Il ne s'agit pas seulement de la pregnance des odeurs, fortes et variées, dégagées par tous les innombrables produits de consommation proposés à la convoitise des jeûneurs, mais bien plus encore de cette atmosphère particulière qui enveloppe les gens, les choses et les événements de cette animation particulière et de ses multiples bruissements, qui se saisit en fin d'après-midi, de toutes ces foules qui se pressent de toutes parts, de l'ineffable magie de veillées et de l'indicible féerie des festivités nocturnes, amplifiées par l'émerveillement de l'enfance.
Toutes les personnes nées avant la guerre de libération gardent en mémoire le spectacle bruyant et bigarré des interminables processions des multiples confréries religieuses, avec retraites nocturnes aux flambeaux, tous étendards déployés au vent, au rythme des tambourins traditionnels ou de la fanfare «indigène», depuis lors disparues.
A l'évocation de mes plus vertes années, dans ma ville natale de Béjaïa, au temps béni où tous ceux que j'aimais étaient encore en vie, il me revient un souvenir du Ramadhan particulièrement attendrissant. C'était peu avant la révolution, alors que je n'étais pas plus haut que trois pommes et que chaque soir, j'accompagnais mon père à la mosquée de Sidi Soufi pour la prière des taraouih.
En l'attendant dehors, adossé au mur de l'édifice, à travers les cyprès qui se dressaient devant moi, je pouvais contempler la majestueuse beauté du ciel étoilé, bercé par la récitation des versets coraniques et des louanges du Seigneur. Jusqu'à ce que, pour ma récompense, il m'emmenât au célèbre café des sports de la rue Fatima, aujourd'hui en ruine, pour écouter ce grand maître du chaâbi algérois, tout en sirotant une grenadine à l'eau.

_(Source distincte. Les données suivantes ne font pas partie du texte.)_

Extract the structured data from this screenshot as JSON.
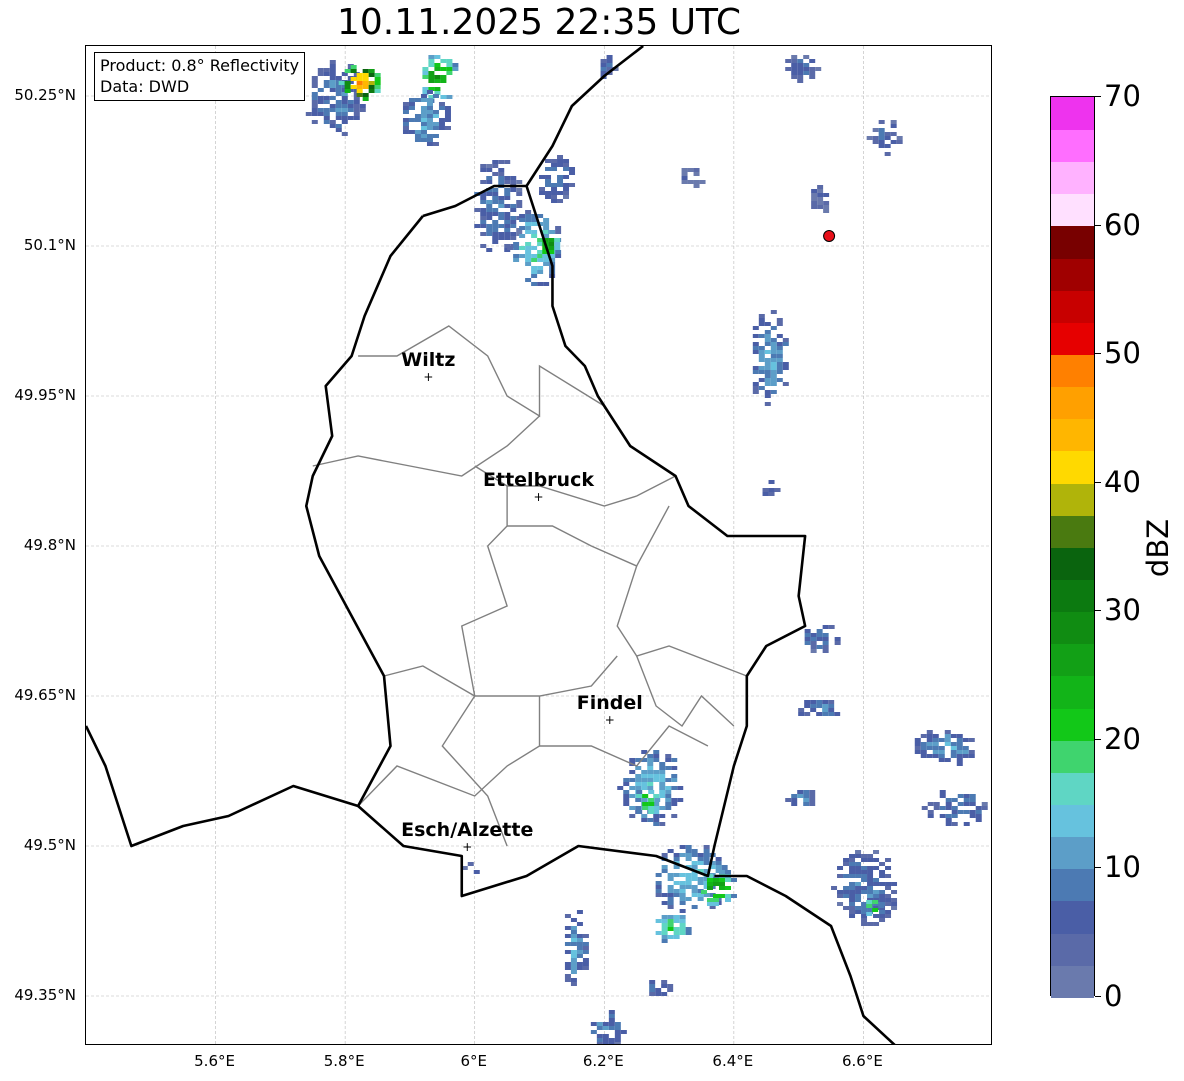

Je me souviens également de tous ces merveilleux jeux d'enfants qui illuminaient les veillées du Ramadhan et qui conféraient à ce mois sacré ce charme indéfinissable si prégnant. Ces jeux qu'on redécouvrait pour la circonstance, car perdus de vue le reste de l'année et qui ont presque entièrement disparu des rues de nos villes et villages, se prolongeaient tard dans la nuit, de Houmet Karamane, à Houmet Cherchor, en passant par Houmet Bab Louz et Houmet Abazine.
Que dire alors du joyau du Ramadhan Leïlat El Kadr, la nuit du destin ou nuit du décret divin, sinon que c'est un instant de grâce pendant lequel le souffle de l'esprit attise l'ardeur populaire, de Sidi El Bettrouni à Sidi El Khider, en passant pas Sidi Alioua et Sidi Soufiane. Ce n'est que progressivement que j'ai émergé de ce vertige grisant, fini par comprendre vraiment ce dont il s'agissait et accoler des significations à toutes ces impressions. Avec le temps, la grisaille de la routine, les préoccupations d'adulte de plus en plus dénuées de poésie, les contraintes du jeûne, probablement, ont quelque peu dépouillé le Ramadhan de son aura magique, dont il persiste toutefois comme un lointain écho, au fond de la conscience.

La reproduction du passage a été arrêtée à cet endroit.